Откуда: Санкт-Петербург

Мысли из корзины_3

Сообщение Меркушев Виктор »

Сейчас я работаю в Лавре, мне там нравится, но мотив выбрал не самый удачный. Ничего, в таких случаях нужно его очень хорошо исполнить, найти такие моменты и «открыть» такие цветовые слои, чтобы они стали интересны сами по себе. По сути, это и есть чистая живопись, живопись, ради себя самой, и это бывает очень непросто – бодаться с подобной задачей. Но у меня такое бывало, недавно писал мост, композицию выбрал паршивенькую, но так написал свет, тени и воду, что и композиции никакой не надо. Есть, конечно, художники, строящие своё полотно на эффектной композиции, да и у меня такое бывает, но везёт в этом мне не так часто. В Лавре много монахов, нищих и блаженных. Один дурик всё вертелся вкруг меня, хорошо не подошёл, а то я не знаю, как с подобными духами разговаривать, с сумасшедшими у меня диалога обычно не получается. Там идет реставрация и работяги проявляют ко мне повышенный интерес. Ко мне подошел молодой рабочий и заявил, что-де церковь любой дурак напишет, а вот нас, табанящих разные железяки по территории не всяк. Он очень молод и недалёк, поэтому не знает, что семьдесят с лишним лет только этих работяг и писали, а церкви нет. Я немного просветил его в этом вопросе и сказал, что восстанавливаю тем самым утраченное равновесие. То, обстоятельство, что кто-то изображал рабочих, его поразило страшно. По-моему, он мне не поверил. Кто-то сказал: для того, чтобы послать человека куда подальше, необходимо познакомиться с ним как можно поближе. Так вот даже случайные знакомства доказывают незыблемость этой циничной по отношению к человечеству максимы.
……….
Продолжаю сейчас работать в Лавре. Мне даже нравится там работать: спокойно и тихо. Семинаристы совершенно мной не интересуются, проходят мимо, разговаривая об апостольском служении, я, правда, не понимаю: о чём это они. Территория там небольшая, но я полагаю, что ещё немного на ней задержусь, выбрав для себя иной мотив. Рабочие любопытствуют, но вот в субботу я там был, и они уже не проявляли ко мне не больше интереса, чем к помехе для своего движения. А движение там происходит в основном посредством телег, на которых рабочие вывозят мусор из реставрируемых помещений. Правда, вокруг меня возводят леса, которые уже мне мешают, но леса небольшие, в два этажа, которые тут же разбираются. На территории Лавры я заметил несколько тропических растений, в одном из них я узнал магнолию. Растения на зиму были укрыты еловыми ветками, может быть поэтому им и удалось перезимовать. У стен с южной стороны уже вовсю цветёт какой-то жёлтый первоцвет, обычно это бывает мать-и-мачеха, но тут явно что-то другое. Может тоже, что-нибудь южное.
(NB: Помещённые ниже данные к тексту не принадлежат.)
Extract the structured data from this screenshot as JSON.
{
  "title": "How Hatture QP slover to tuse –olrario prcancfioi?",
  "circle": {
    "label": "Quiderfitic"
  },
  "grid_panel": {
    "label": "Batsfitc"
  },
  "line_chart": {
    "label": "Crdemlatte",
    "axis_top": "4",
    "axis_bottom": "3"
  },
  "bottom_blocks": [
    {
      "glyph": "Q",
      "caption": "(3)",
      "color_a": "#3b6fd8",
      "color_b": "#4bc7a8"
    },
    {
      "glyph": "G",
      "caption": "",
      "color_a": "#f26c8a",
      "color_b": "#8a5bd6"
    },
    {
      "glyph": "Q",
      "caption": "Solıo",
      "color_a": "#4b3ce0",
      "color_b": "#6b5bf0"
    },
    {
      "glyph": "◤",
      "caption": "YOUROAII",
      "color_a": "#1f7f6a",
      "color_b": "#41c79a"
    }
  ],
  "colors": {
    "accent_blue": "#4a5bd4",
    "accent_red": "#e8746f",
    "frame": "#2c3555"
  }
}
В церковной пекарне хотел купить хлеба, но мне не хватило. Очередь, надо заметить, была очень большая. Не знаю, связано ли это с субботой, с постом или чем-нибудь подобным, но хлеб я всё-таки постараюсь там купить. Просто, интереса ради.
Знаменитый дуб, в который якобы попала молния, я там тоже видел, но он не произвёл на меня гнетущего впечатления: всё, что там находится, мне кажется очень камерным, без всякого величия и каких-то внутренних тайных смыслов. Возможно, из-за того, что в Лавре долгое время находился научный институт, он сильно повлиял на ауру места: лично я не ощущаю сакральности и намоленности, в отличие, скажем, Кирилло-Белозерского монастыря, где каждый кирпич смотрит на тебя, как икона.
……….
Готовлюсь к следующей пятнице – представлению «Автографа» в «Звезде» и отдаленно, наверное, напоминаю кота Бегемота перед балом. Организация мероприятия ведь лежит на мне. Наша характерная национальная черта – не брать на себя лишней ответственности: если есть возможность самоустраниться от решения какой-либо сложной задачи, все это обязательно сделают, оставив тебя одного в чистом поле. И потом на тебя всё свалят в случае неудачи.
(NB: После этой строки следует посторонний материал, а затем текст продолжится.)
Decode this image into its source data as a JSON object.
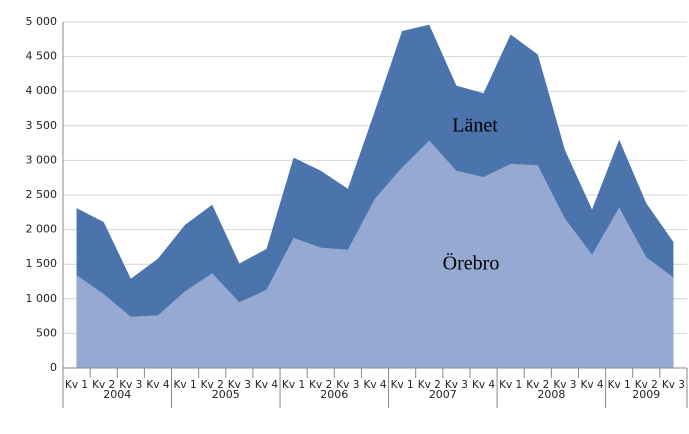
{
  "chart_data": {
    "type": "area",
    "categories": [
      "Kv 1",
      "Kv 2",
      "Kv 3",
      "Kv 4",
      "Kv 1",
      "Kv 2",
      "Kv 3",
      "Kv 4",
      "Kv 1",
      "Kv 2",
      "Kv 3",
      "Kv 4",
      "Kv 1",
      "Kv 2",
      "Kv 3",
      "Kv 4",
      "Kv 1",
      "Kv 2",
      "Kv 3",
      "Kv 4",
      "Kv 1",
      "Kv 2",
      "Kv 3"
    ],
    "groups": [
      "2004",
      "2005",
      "2006",
      "2007",
      "2008",
      "2009"
    ],
    "series": [
      {
        "name": "Länet",
        "color": "#4a74ab",
        "values": [
          2310,
          2110,
          1290,
          1580,
          2070,
          2360,
          1510,
          1720,
          3040,
          2850,
          2590,
          3720,
          4870,
          4960,
          4080,
          3970,
          4820,
          4530,
          3150,
          2290,
          3300,
          2380,
          1820
        ]
      },
      {
        "name": "Örebro",
        "color": "#95a9d3",
        "values": [
          1340,
          1070,
          740,
          760,
          1110,
          1370,
          950,
          1130,
          1880,
          1740,
          1710,
          2450,
          2900,
          3290,
          2850,
          2760,
          2950,
          2930,
          2160,
          1640,
          2320,
          1600,
          1310
        ]
      }
    ],
    "ylim": [
      0,
      5000
    ],
    "yticks": [
      0,
      500,
      {
        "value": 1000,
        "label": "1 000"
      },
      {
        "value": 1500,
        "label": "1 500"
      },
      {
        "value": 2000,
        "label": "2 000"
      },
      {
        "value": 2500,
        "label": "2 500"
      },
      {
        "value": 3000,
        "label": "3 000"
      },
      {
        "value": 3500,
        "label": "3 500"
      },
      {
        "value": 4000,
        "label": "4 000"
      },
      {
        "value": 4500,
        "label": "4 500"
      },
      {
        "value": 5000,
        "label": "5 000"
      }
    ],
    "grid": true
  }
}
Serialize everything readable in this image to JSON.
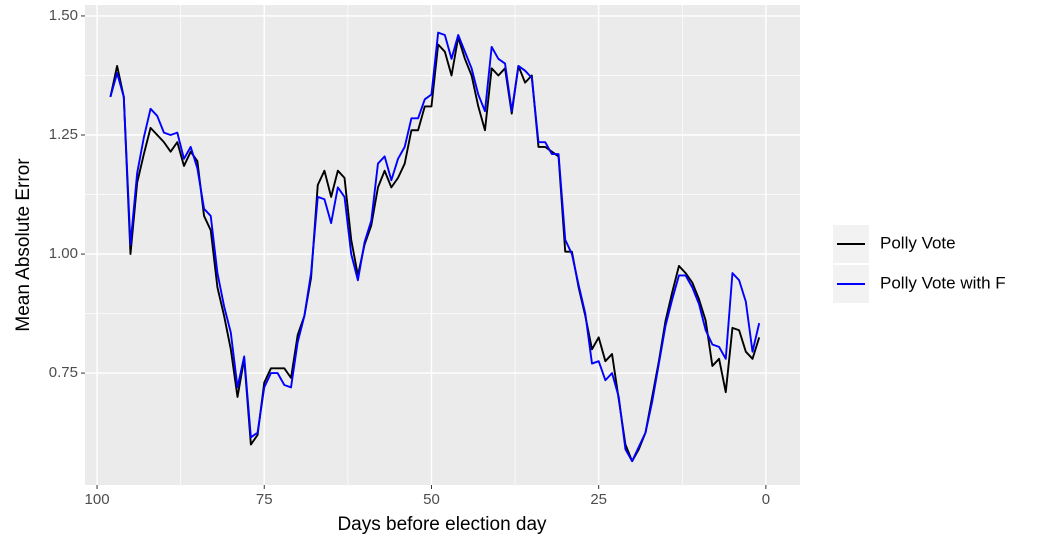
{
  "chart_data": {
    "type": "line",
    "x_label": "Days before election day",
    "y_label": "Mean Absolute Error",
    "x": [
      98,
      97,
      96,
      95,
      94,
      93,
      92,
      91,
      90,
      89,
      88,
      87,
      86,
      85,
      84,
      83,
      82,
      81,
      80,
      79,
      78,
      77,
      76,
      75,
      74,
      73,
      72,
      71,
      70,
      69,
      68,
      67,
      66,
      65,
      64,
      63,
      62,
      61,
      60,
      59,
      58,
      57,
      56,
      55,
      54,
      53,
      52,
      51,
      50,
      49,
      48,
      47,
      46,
      45,
      44,
      43,
      42,
      41,
      40,
      39,
      38,
      37,
      36,
      35,
      34,
      33,
      32,
      31,
      30,
      29,
      28,
      27,
      26,
      25,
      24,
      23,
      22,
      21,
      20,
      19,
      18,
      17,
      16,
      15,
      14,
      13,
      12,
      11,
      10,
      9,
      8,
      7,
      6,
      5,
      4,
      3,
      2,
      1
    ],
    "series": [
      {
        "name": "Polly Vote",
        "color": "#000000",
        "values": [
          1.33,
          1.395,
          1.33,
          1.0,
          1.15,
          1.21,
          1.265,
          1.25,
          1.235,
          1.215,
          1.235,
          1.185,
          1.215,
          1.195,
          1.08,
          1.05,
          0.93,
          0.87,
          0.8,
          0.7,
          0.78,
          0.6,
          0.62,
          0.73,
          0.76,
          0.76,
          0.76,
          0.74,
          0.83,
          0.87,
          0.95,
          1.145,
          1.175,
          1.12,
          1.175,
          1.16,
          1.03,
          0.955,
          1.02,
          1.06,
          1.14,
          1.175,
          1.14,
          1.16,
          1.19,
          1.26,
          1.26,
          1.31,
          1.31,
          1.44,
          1.425,
          1.375,
          1.455,
          1.41,
          1.375,
          1.31,
          1.26,
          1.39,
          1.375,
          1.39,
          1.295,
          1.395,
          1.36,
          1.375,
          1.225,
          1.225,
          1.215,
          1.205,
          1.005,
          1.005,
          0.93,
          0.87,
          0.8,
          0.825,
          0.775,
          0.79,
          0.695,
          0.6,
          0.565,
          0.59,
          0.625,
          0.7,
          0.775,
          0.86,
          0.92,
          0.975,
          0.96,
          0.94,
          0.905,
          0.86,
          0.765,
          0.78,
          0.71,
          0.845,
          0.84,
          0.795,
          0.78,
          0.825
        ]
      },
      {
        "name": "Polly Vote with F",
        "color": "#0000ff",
        "values": [
          1.33,
          1.38,
          1.33,
          1.02,
          1.17,
          1.245,
          1.305,
          1.29,
          1.255,
          1.25,
          1.255,
          1.2,
          1.225,
          1.18,
          1.095,
          1.08,
          0.96,
          0.89,
          0.835,
          0.72,
          0.785,
          0.615,
          0.625,
          0.72,
          0.75,
          0.75,
          0.725,
          0.72,
          0.815,
          0.87,
          0.96,
          1.12,
          1.115,
          1.065,
          1.14,
          1.12,
          1.0,
          0.945,
          1.025,
          1.07,
          1.19,
          1.205,
          1.155,
          1.2,
          1.225,
          1.285,
          1.285,
          1.325,
          1.335,
          1.465,
          1.46,
          1.41,
          1.46,
          1.425,
          1.39,
          1.335,
          1.3,
          1.435,
          1.41,
          1.4,
          1.3,
          1.395,
          1.385,
          1.37,
          1.235,
          1.235,
          1.21,
          1.21,
          1.03,
          1.0,
          0.935,
          0.875,
          0.77,
          0.775,
          0.735,
          0.75,
          0.7,
          0.59,
          0.565,
          0.595,
          0.625,
          0.69,
          0.77,
          0.85,
          0.905,
          0.955,
          0.955,
          0.93,
          0.895,
          0.84,
          0.81,
          0.805,
          0.78,
          0.96,
          0.945,
          0.9,
          0.795,
          0.855
        ]
      }
    ],
    "xlim": [
      101.8,
      -5.1
    ],
    "xticks": [
      100,
      75,
      50,
      25,
      0
    ],
    "ylim": [
      0.515,
      1.523
    ],
    "yticks": [
      0.75,
      {
        "value": 1.0,
        "label": "1.00"
      },
      1.25,
      {
        "value": 1.5,
        "label": "1.50"
      }
    ],
    "grid": true,
    "legend": "right"
  }
}
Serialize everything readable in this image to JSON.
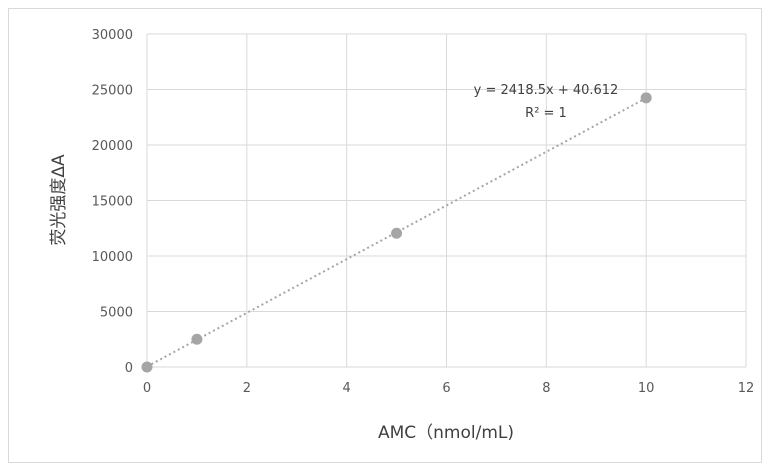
{
  "chart_data": {
    "type": "scatter",
    "xlabel": "AMC（nmol/mL)",
    "ylabel": "荧光强度ΔA",
    "xlim": [
      0,
      12
    ],
    "ylim": [
      0,
      30000
    ],
    "x_ticks": [
      "0",
      "2",
      "4",
      "6",
      "8",
      "10",
      "12"
    ],
    "y_ticks": [
      "0",
      "5000",
      "10000",
      "15000",
      "20000",
      "25000",
      "30000"
    ],
    "grid": true,
    "series": [
      {
        "x": [
          0,
          1,
          5,
          10
        ],
        "y": [
          0,
          2500,
          12050,
          24250
        ],
        "color": "#a5a5a5"
      }
    ],
    "trendline": {
      "type": "linear",
      "slope": 2418.5,
      "intercept": 40.612,
      "equation": "y = 2418.5x + 40.612",
      "r_squared": "R² = 1",
      "color": "#a5a5a5"
    }
  }
}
А неудача – это же просто. Вчера третий раз прописывал парголовский пейзаж, и всё равно остался недоволен. Видно он изначально слаб по композиции, но что сделать – просто не знаю. Давно я не переживал такую очевидную неудачу так остро. Пейзаж в Лавре тоже хромает по композиции – я так думаю, ибо, когда всё хорошо, работа тебя сама «ведёт», и не надо над ней мучительно трудиться. Стал я за Троицким собором, его и пишу. Да, холодно бывает. Руки, конечно, мёрзнут, но перчатки всё же одеть нельзя: кисть сразу перестаёт слушаться. Да случается, что весь дрожишь, как овечий хвост, но не уходишь. Оптимист Рылов брал с собой лыжи и делал кружок-другой. Но самым стойким был Верещагин – того и сорок градусов ниже нуля не смущало. А в Лавре, конечно же, самая выигрышная композиция – это вид с реки Монастырки, и Никольский собор с прудом хорош, но мне надо сделать всё же то, что я начал. В следующий раз просто с подобными вещами надо сразу определяться. И спешить здесь нельзя. Говорил же нам всем об этом Александр Сергеевич. Вот уж в данном случае будущее однозначно определяет настоящее.
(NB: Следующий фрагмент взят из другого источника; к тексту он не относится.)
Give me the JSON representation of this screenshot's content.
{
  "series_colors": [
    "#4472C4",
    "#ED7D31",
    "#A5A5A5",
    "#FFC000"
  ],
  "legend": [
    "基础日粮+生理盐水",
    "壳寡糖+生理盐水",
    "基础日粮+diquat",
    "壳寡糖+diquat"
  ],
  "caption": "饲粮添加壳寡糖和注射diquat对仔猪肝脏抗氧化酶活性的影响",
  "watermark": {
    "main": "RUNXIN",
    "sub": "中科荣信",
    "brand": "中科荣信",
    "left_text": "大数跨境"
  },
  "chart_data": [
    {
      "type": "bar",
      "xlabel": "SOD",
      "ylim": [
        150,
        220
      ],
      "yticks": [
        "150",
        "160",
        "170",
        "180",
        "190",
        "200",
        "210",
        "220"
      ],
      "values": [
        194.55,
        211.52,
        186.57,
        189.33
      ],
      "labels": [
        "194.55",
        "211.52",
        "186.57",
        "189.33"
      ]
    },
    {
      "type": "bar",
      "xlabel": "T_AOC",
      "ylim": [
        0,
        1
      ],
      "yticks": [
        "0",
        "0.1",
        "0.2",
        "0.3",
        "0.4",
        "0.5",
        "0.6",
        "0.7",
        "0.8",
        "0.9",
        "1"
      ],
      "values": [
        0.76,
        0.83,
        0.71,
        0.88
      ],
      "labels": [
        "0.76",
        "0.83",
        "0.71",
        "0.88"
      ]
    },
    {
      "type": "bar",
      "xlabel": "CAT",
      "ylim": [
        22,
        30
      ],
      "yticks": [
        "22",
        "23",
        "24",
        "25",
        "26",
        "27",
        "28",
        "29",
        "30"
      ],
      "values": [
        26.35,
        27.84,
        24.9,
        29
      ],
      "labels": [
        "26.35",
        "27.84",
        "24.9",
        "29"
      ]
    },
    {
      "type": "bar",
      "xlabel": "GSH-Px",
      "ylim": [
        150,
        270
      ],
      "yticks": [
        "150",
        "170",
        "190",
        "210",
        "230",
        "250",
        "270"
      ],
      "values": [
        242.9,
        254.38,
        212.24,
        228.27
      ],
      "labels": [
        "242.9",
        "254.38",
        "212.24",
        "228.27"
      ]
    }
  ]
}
Был вчера на встрече библиофилов, это была объединённая секция: все группки собрались воедино для заслушивания доклада и представления очередного выпуска «Невского альманаха». Начали довольно живо, но закончили скандалом на почве неприязненных отношений друг с другом. Интеллигенты подняли такой хай, что восточный базар отдыхает. Непонятно только, как дальше там они фуршет остались осуществлять: ещё не выпили ни рюмки, а уже в друг друга злобно вцепились. Я ушёл, оставив эту блестящую компанию выяснять отношения без меня.
……….
В пятницу у меня был литературный вечер в редакции журнала «Звезда», в котором, по вине ли, или по неподготовленности организаторов мероприятия, мне случилось быть его соведущим. Народу, в общем, собралось немало, хотя никто из приглашённых мною поэтов не пришёл, хотя я и пригласил всех, кто имел к этому некоторое отношение. К этому я был готов, поэтому запустил «верняка» – двух собутыльников моего соседа, которые пришли туда выпить-закусить, что им было предварительно обещано. Я полагал, что если совсем никто не придёт, то авторы перед такой аудиторией бисер метать не будут, и сразу же приступят ко второй части – банкетной. Один явился довольно-таки прилично одетым, правда, зачем-то в женской кофте, а другой пришёл в совершенно невозможных тренировочных штанах и в рваных резиновых сапогах на босу ногу. Но самое неприятное, что последний, вероятно, очень давно не мылся и, несмотря на то, что он сел в последнем ряду, я, сидя в президиуме, был вынужден открыть окно, несмотря на возражения женщин, опасавшихся сквозняков.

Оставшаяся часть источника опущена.